Dichiarazione farina coscioni su parole del relatore Calabrò su testamento biologico e morte Cardinale

 

Il cardinale Carlo Maria Martini, come unanimi riferiscono le persone che sono state a lui vicino fino all’ultimo e lo hanno assistito, le agenzie di stampa e i giornali, dopo l‘ultima crisi che gli  impediva di deglutire cibi solidi o liquidi, ha rifiutato ogni forma di accanimento terapeutico, che nel caso specifico avrebbe comportato l’applicazione di un tubo per l’alimentazione artificiale inserito nell’addome (PEG), e nel sondino naso-gastrico.

Il cardinale Martini, in piena coscienza, consapevole delle conseguenze del suo rifiuto, ha ritenuto tali interventi inutili e sproporzionati circa i risultati.
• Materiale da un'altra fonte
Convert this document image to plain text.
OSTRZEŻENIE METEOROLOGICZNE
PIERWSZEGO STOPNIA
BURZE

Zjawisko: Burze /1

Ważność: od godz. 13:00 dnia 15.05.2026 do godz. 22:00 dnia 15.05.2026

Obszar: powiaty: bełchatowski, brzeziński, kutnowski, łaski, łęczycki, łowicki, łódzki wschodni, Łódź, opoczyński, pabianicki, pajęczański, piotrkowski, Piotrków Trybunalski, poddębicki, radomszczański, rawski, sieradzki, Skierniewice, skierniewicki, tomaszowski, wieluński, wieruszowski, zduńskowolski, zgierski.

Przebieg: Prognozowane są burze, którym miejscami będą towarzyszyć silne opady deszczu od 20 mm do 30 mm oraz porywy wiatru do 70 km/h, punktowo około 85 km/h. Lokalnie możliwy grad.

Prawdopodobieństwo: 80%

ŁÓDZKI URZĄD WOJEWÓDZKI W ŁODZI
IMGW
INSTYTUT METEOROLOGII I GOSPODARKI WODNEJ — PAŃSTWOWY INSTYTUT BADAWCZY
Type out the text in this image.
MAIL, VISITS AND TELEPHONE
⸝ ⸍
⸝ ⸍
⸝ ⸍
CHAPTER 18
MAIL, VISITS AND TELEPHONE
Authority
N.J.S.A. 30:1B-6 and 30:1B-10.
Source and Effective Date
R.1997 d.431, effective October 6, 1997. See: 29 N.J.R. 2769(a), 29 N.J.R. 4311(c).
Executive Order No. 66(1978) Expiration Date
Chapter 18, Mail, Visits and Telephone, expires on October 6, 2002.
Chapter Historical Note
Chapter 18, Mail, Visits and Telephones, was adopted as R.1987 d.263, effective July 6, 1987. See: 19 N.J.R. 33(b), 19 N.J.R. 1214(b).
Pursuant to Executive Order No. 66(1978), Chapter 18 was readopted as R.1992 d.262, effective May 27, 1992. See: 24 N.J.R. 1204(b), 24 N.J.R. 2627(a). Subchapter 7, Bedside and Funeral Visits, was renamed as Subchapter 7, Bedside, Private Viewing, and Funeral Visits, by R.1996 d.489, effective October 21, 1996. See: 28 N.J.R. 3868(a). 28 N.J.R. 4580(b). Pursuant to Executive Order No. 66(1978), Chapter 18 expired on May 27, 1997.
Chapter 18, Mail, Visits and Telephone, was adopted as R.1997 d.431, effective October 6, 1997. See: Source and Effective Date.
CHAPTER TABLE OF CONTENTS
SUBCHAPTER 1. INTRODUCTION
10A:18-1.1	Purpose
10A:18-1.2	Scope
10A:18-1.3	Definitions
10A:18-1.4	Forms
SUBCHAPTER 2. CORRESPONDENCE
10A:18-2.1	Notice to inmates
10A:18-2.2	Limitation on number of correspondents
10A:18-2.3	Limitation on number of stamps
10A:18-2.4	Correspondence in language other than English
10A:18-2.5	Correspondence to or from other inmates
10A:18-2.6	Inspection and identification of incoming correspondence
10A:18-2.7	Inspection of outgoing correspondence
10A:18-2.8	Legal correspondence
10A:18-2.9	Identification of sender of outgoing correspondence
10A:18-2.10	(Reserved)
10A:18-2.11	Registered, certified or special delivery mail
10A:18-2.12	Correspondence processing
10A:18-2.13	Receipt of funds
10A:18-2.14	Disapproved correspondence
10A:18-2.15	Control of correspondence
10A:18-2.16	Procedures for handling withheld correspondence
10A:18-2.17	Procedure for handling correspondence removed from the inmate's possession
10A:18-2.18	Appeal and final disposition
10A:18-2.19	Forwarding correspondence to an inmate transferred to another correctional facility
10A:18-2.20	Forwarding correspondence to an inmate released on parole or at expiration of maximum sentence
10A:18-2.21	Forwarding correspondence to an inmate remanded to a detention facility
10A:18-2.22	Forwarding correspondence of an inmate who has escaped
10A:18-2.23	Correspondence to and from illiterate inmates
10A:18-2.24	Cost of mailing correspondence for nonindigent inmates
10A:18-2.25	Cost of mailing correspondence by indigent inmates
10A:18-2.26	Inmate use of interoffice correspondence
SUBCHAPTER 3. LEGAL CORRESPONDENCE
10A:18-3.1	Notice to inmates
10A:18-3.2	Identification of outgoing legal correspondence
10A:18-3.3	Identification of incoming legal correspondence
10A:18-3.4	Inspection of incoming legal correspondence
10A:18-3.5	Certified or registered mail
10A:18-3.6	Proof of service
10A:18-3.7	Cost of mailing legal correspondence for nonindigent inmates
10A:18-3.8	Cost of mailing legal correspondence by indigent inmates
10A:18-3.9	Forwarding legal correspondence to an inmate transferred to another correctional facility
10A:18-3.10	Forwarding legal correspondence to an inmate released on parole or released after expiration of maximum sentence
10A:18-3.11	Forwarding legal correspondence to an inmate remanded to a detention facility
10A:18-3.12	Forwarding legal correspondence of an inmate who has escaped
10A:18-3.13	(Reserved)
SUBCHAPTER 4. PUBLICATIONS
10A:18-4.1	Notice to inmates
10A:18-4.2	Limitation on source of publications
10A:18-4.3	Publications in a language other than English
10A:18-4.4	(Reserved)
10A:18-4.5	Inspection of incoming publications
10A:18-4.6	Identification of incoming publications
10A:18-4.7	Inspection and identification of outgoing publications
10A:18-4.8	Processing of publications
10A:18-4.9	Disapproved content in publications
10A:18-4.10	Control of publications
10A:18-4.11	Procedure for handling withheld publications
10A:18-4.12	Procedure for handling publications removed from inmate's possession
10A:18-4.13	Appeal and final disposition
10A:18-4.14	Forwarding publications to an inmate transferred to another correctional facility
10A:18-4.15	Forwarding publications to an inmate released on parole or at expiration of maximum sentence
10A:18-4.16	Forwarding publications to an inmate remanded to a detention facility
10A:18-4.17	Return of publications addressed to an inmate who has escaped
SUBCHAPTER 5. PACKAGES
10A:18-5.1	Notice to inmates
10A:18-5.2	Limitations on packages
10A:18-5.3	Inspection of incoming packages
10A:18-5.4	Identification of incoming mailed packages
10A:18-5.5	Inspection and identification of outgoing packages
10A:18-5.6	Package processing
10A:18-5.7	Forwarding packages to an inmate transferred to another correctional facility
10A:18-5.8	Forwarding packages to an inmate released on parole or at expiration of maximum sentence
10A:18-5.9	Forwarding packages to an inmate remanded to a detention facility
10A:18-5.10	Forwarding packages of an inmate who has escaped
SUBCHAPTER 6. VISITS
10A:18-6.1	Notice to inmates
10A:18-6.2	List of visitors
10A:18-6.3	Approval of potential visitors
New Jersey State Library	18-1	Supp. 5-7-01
E’ un aspetto molto delicato della questione: la volontà del cardinale Martini è stata rispettata. Giustamente, aggiungo.

Sulla base, tuttavia, del disegno di legge Calabrò sulle Dichiarazioni anticipate di trattamento Calabrò che vorrebbero imporre al Paese, questa volontà, pur se espressa in piena scienza e coscienza, varrebbe meno di nulla. La decisione se e fino a quando accanirsi, anche a prezzo di sofferenze infinite e senza speranza, verrebbe demandata al medico; la volontà del paziente completamente annullata. Dunque se la legge fosse già in vigore, anche la volontà di Martini verrebbe annullata; per non esserlo, si dovrebbe far ricorso a pratiche clandestine, il “si fa ma non si dice” diffusissimo anche negli ospedali di osservanza cattolica.

Se l’omaggio alla figura del cardinale Martini e al suo magistero non è vuota e ipocrita retorica, quella legge che calpesterebbe la sua volontà, va buttata alle ortiche; e chi si candida alla guida del Paese dovrebbe fin da ora annunciare che si renderà promotore di norme che garantiscano e tutelino la volontà del paziente e del malato, quale essa sia.